Tepat dimalam penyerangan brutal pendekar Negeri China ternyata dibarengi dengan kelahirannya putra Raja Prabu Panca Driya. Namun sayangnya istri Prabu Panca Driya harus menghembuskan nafas terakhirnya saat berhasil melahirkan putra pertama mereka.
Kebahagiaan dan Kesedihan bercampur menjadi satu dikerajaan Sangsakerta. Prabu Panca Driya yang sedang menangisi istrinya tak sadar bahwa dua cahaya muncul dan memasuki tubuh bayinya yang baru lahir itu.
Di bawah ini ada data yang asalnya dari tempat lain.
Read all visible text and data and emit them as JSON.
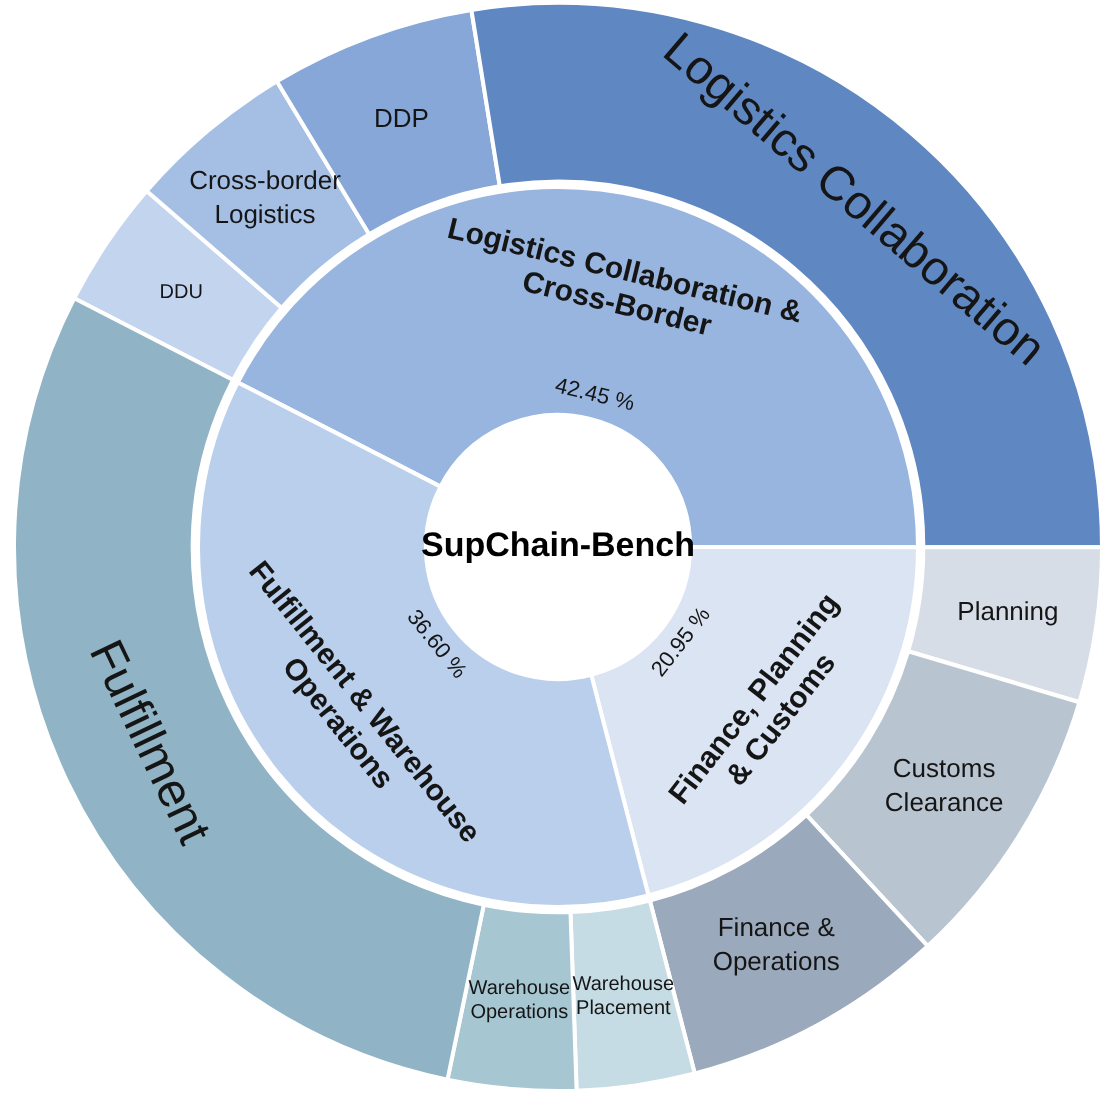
{
  "chart_data": [
    {
      "type": "donut",
      "title": "SupChain-Bench",
      "categories": [
        "Logistics Collaboration & Cross-Border",
        "Finance, Planning & Customs",
        "Fulfillment & Warehouse Operations"
      ],
      "values": [
        42.45,
        20.95,
        36.6
      ],
      "value_labels": [
        "42.45 %",
        "20.95 %",
        "36.60 %"
      ],
      "colors": [
        "#97b5df",
        "#dbe4f2",
        "#b9cfec"
      ]
    },
    {
      "type": "donut",
      "categories": [
        "DDU",
        "Cross-border Logistics",
        "DDP",
        "Logistics Collaboration",
        "Planning",
        "Customs Clearance",
        "Finance & Operations",
        "Warehouse Placement",
        "Warehouse Operations",
        "Fulfillment"
      ],
      "values": [
        3.8,
        5,
        6.1,
        27.55,
        4.6,
        8.5,
        7.85,
        3.5,
        3.8,
        29.3
      ],
      "colors": [
        "#c3d4ee",
        "#a5bfe4",
        "#86a7d7",
        "#5f87c2",
        "#d6dde6",
        "#b8c4d0",
        "#9ba9bc",
        "#c5dce4",
        "#a6c6d2",
        "#90b4c5"
      ]
    }
  ]
}
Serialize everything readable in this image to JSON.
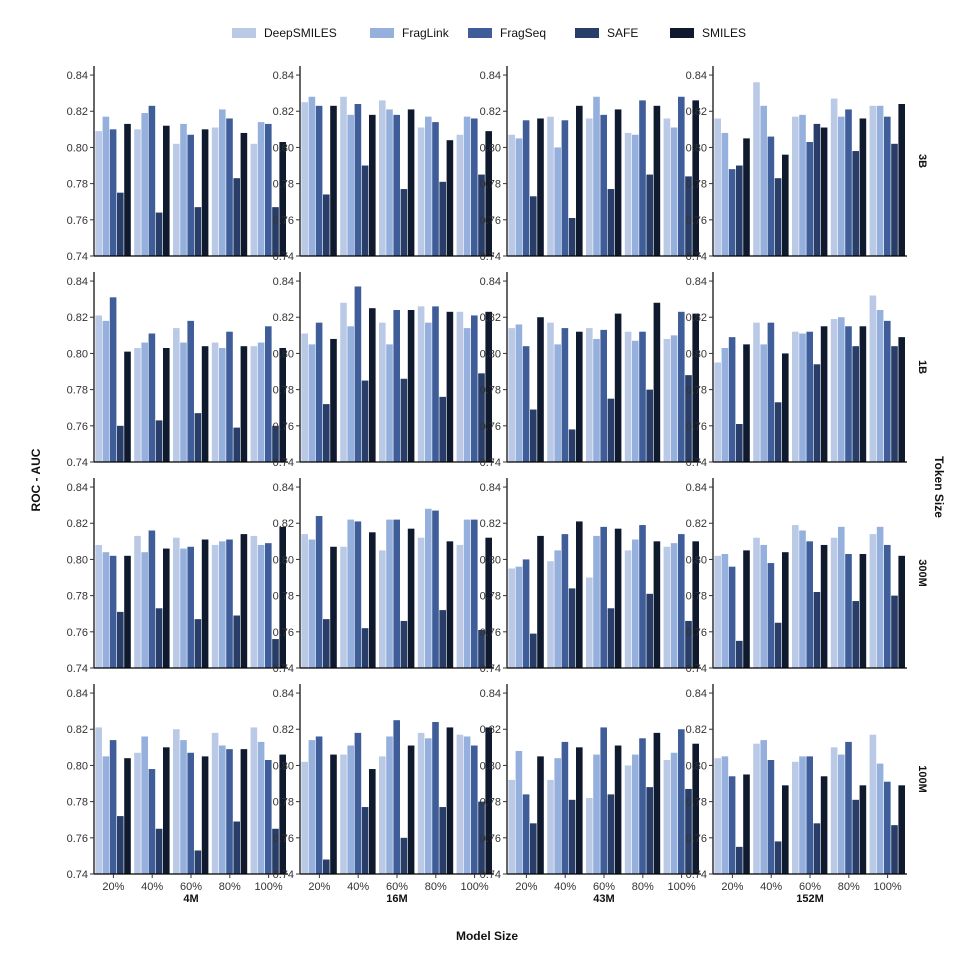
{
  "chart_data": {
    "type": "bar",
    "xlabel": "Model Size",
    "ylabel": "ROC - AUC",
    "facet_row_label": "Token Size",
    "ylim": [
      0.74,
      0.845
    ],
    "yticks": [
      0.74,
      0.76,
      0.78,
      0.8,
      0.82,
      0.84
    ],
    "grid": false,
    "legend_position": "top",
    "series": [
      {
        "name": "DeepSMILES",
        "color": "#b9c9e6"
      },
      {
        "name": "FragLink",
        "color": "#95b0dc"
      },
      {
        "name": "FragSeq",
        "color": "#3f5d98"
      },
      {
        "name": "SAFE",
        "color": "#283e68"
      },
      {
        "name": "SMILES",
        "color": "#0f1a2e"
      }
    ],
    "categories": [
      "20%",
      "40%",
      "60%",
      "80%",
      "100%"
    ],
    "columns": [
      "4M",
      "16M",
      "43M",
      "152M"
    ],
    "rows": [
      "3B",
      "1B",
      "300M",
      "100M"
    ],
    "panels": [
      [
        [
          [
            0.809,
            0.817,
            0.81,
            0.775,
            0.813
          ],
          [
            0.81,
            0.819,
            0.823,
            0.764,
            0.812
          ],
          [
            0.802,
            0.813,
            0.807,
            0.767,
            0.81
          ],
          [
            0.811,
            0.821,
            0.816,
            0.783,
            0.808
          ],
          [
            0.802,
            0.814,
            0.813,
            0.767,
            0.803
          ]
        ],
        [
          [
            0.825,
            0.828,
            0.823,
            0.774,
            0.823
          ],
          [
            0.828,
            0.818,
            0.824,
            0.79,
            0.818
          ],
          [
            0.826,
            0.821,
            0.818,
            0.777,
            0.821
          ],
          [
            0.811,
            0.817,
            0.814,
            0.781,
            0.804
          ],
          [
            0.807,
            0.817,
            0.816,
            0.785,
            0.809
          ]
        ],
        [
          [
            0.807,
            0.805,
            0.815,
            0.773,
            0.816
          ],
          [
            0.817,
            0.8,
            0.815,
            0.761,
            0.823
          ],
          [
            0.816,
            0.828,
            0.818,
            0.777,
            0.821
          ],
          [
            0.808,
            0.807,
            0.826,
            0.785,
            0.823
          ],
          [
            0.816,
            0.811,
            0.828,
            0.784,
            0.826
          ]
        ],
        [
          [
            0.816,
            0.808,
            0.788,
            0.79,
            0.805
          ],
          [
            0.836,
            0.823,
            0.806,
            0.783,
            0.796
          ],
          [
            0.817,
            0.818,
            0.803,
            0.813,
            0.811
          ],
          [
            0.827,
            0.817,
            0.821,
            0.798,
            0.816
          ],
          [
            0.823,
            0.823,
            0.817,
            0.802,
            0.824
          ]
        ]
      ],
      [
        [
          [
            0.821,
            0.818,
            0.831,
            0.76,
            0.801
          ],
          [
            0.803,
            0.806,
            0.811,
            0.763,
            0.803
          ],
          [
            0.814,
            0.806,
            0.818,
            0.767,
            0.804
          ],
          [
            0.806,
            0.803,
            0.812,
            0.759,
            0.804
          ],
          [
            0.804,
            0.806,
            0.815,
            0.76,
            0.803
          ]
        ],
        [
          [
            0.811,
            0.805,
            0.817,
            0.772,
            0.808
          ],
          [
            0.828,
            0.815,
            0.837,
            0.785,
            0.825
          ],
          [
            0.817,
            0.805,
            0.824,
            0.786,
            0.824
          ],
          [
            0.826,
            0.817,
            0.826,
            0.776,
            0.823
          ],
          [
            0.823,
            0.814,
            0.821,
            0.789,
            0.823
          ]
        ],
        [
          [
            0.814,
            0.816,
            0.804,
            0.769,
            0.82
          ],
          [
            0.817,
            0.805,
            0.814,
            0.758,
            0.812
          ],
          [
            0.814,
            0.808,
            0.813,
            0.775,
            0.822
          ],
          [
            0.812,
            0.807,
            0.812,
            0.78,
            0.828
          ],
          [
            0.808,
            0.81,
            0.823,
            0.788,
            0.822
          ]
        ],
        [
          [
            0.795,
            0.803,
            0.809,
            0.761,
            0.805
          ],
          [
            0.817,
            0.805,
            0.817,
            0.773,
            0.8
          ],
          [
            0.812,
            0.811,
            0.812,
            0.794,
            0.815
          ],
          [
            0.819,
            0.82,
            0.815,
            0.804,
            0.815
          ],
          [
            0.832,
            0.824,
            0.818,
            0.804,
            0.809
          ]
        ]
      ],
      [
        [
          [
            0.808,
            0.804,
            0.802,
            0.771,
            0.802
          ],
          [
            0.813,
            0.804,
            0.816,
            0.773,
            0.806
          ],
          [
            0.812,
            0.806,
            0.807,
            0.767,
            0.811
          ],
          [
            0.808,
            0.81,
            0.811,
            0.769,
            0.814
          ],
          [
            0.813,
            0.808,
            0.809,
            0.756,
            0.818
          ]
        ],
        [
          [
            0.814,
            0.811,
            0.824,
            0.767,
            0.807
          ],
          [
            0.807,
            0.822,
            0.821,
            0.762,
            0.815
          ],
          [
            0.805,
            0.822,
            0.822,
            0.766,
            0.817
          ],
          [
            0.812,
            0.828,
            0.827,
            0.772,
            0.81
          ],
          [
            0.808,
            0.822,
            0.822,
            0.761,
            0.812
          ]
        ],
        [
          [
            0.795,
            0.796,
            0.8,
            0.759,
            0.813
          ],
          [
            0.799,
            0.805,
            0.814,
            0.784,
            0.821
          ],
          [
            0.79,
            0.813,
            0.818,
            0.773,
            0.817
          ],
          [
            0.805,
            0.811,
            0.819,
            0.781,
            0.81
          ],
          [
            0.807,
            0.809,
            0.814,
            0.766,
            0.81
          ]
        ],
        [
          [
            0.802,
            0.803,
            0.796,
            0.755,
            0.805
          ],
          [
            0.812,
            0.808,
            0.798,
            0.765,
            0.804
          ],
          [
            0.819,
            0.816,
            0.81,
            0.782,
            0.808
          ],
          [
            0.812,
            0.818,
            0.803,
            0.777,
            0.803
          ],
          [
            0.814,
            0.818,
            0.808,
            0.78,
            0.802
          ]
        ]
      ],
      [
        [
          [
            0.821,
            0.805,
            0.814,
            0.772,
            0.804
          ],
          [
            0.807,
            0.816,
            0.798,
            0.765,
            0.81
          ],
          [
            0.82,
            0.814,
            0.807,
            0.753,
            0.805
          ],
          [
            0.818,
            0.811,
            0.809,
            0.769,
            0.809
          ],
          [
            0.821,
            0.813,
            0.803,
            0.765,
            0.806
          ]
        ],
        [
          [
            0.802,
            0.814,
            0.816,
            0.748,
            0.806
          ],
          [
            0.806,
            0.811,
            0.818,
            0.777,
            0.798
          ],
          [
            0.805,
            0.816,
            0.825,
            0.76,
            0.811
          ],
          [
            0.818,
            0.815,
            0.824,
            0.777,
            0.821
          ],
          [
            0.817,
            0.816,
            0.811,
            0.78,
            0.821
          ]
        ],
        [
          [
            0.792,
            0.808,
            0.784,
            0.768,
            0.805
          ],
          [
            0.792,
            0.804,
            0.813,
            0.781,
            0.81
          ],
          [
            0.782,
            0.806,
            0.821,
            0.784,
            0.811
          ],
          [
            0.8,
            0.806,
            0.815,
            0.788,
            0.818
          ],
          [
            0.803,
            0.807,
            0.82,
            0.787,
            0.812
          ]
        ],
        [
          [
            0.804,
            0.805,
            0.794,
            0.755,
            0.795
          ],
          [
            0.812,
            0.814,
            0.803,
            0.758,
            0.789
          ],
          [
            0.802,
            0.805,
            0.805,
            0.768,
            0.794
          ],
          [
            0.81,
            0.806,
            0.813,
            0.781,
            0.789
          ],
          [
            0.817,
            0.801,
            0.791,
            0.767,
            0.789
          ]
        ]
      ]
    ]
  }
}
Ditengah kesedihannya Prabu Panca Driya, tiba tiba seorang Jendral Kerajaan yang bernama Dimas Ageng berlutut dihadapan Prabu Panca Driya.
"Rajaku... Aku turut berduka cita atas kematiannya Dewi Sri. Namun..." ucap Dimas Ageng kebingungan mengatakan kejadian yang terjadi digunung Slamet.
Prabu panca Driya yang larut akan kesedihannya mencoba bersikap tegar untuk menghadapi Dimas Ageng yang ia angkat sebagai Jendral Kerajaannya.
"Katakanlah." ucap Raja Prabu Panca Driya.
"Guru besar Joko Dwi Permana telah tewas..." ucap pelan Dimas Ageng sambil memberikan giok kekuatan jiwa milik Joko Dwi Permana yang telah hancur.
"Gu-guru te-tewas! " ucap terkejut Prabu Panca Driya sangat terkejut mendengar hal tersebut.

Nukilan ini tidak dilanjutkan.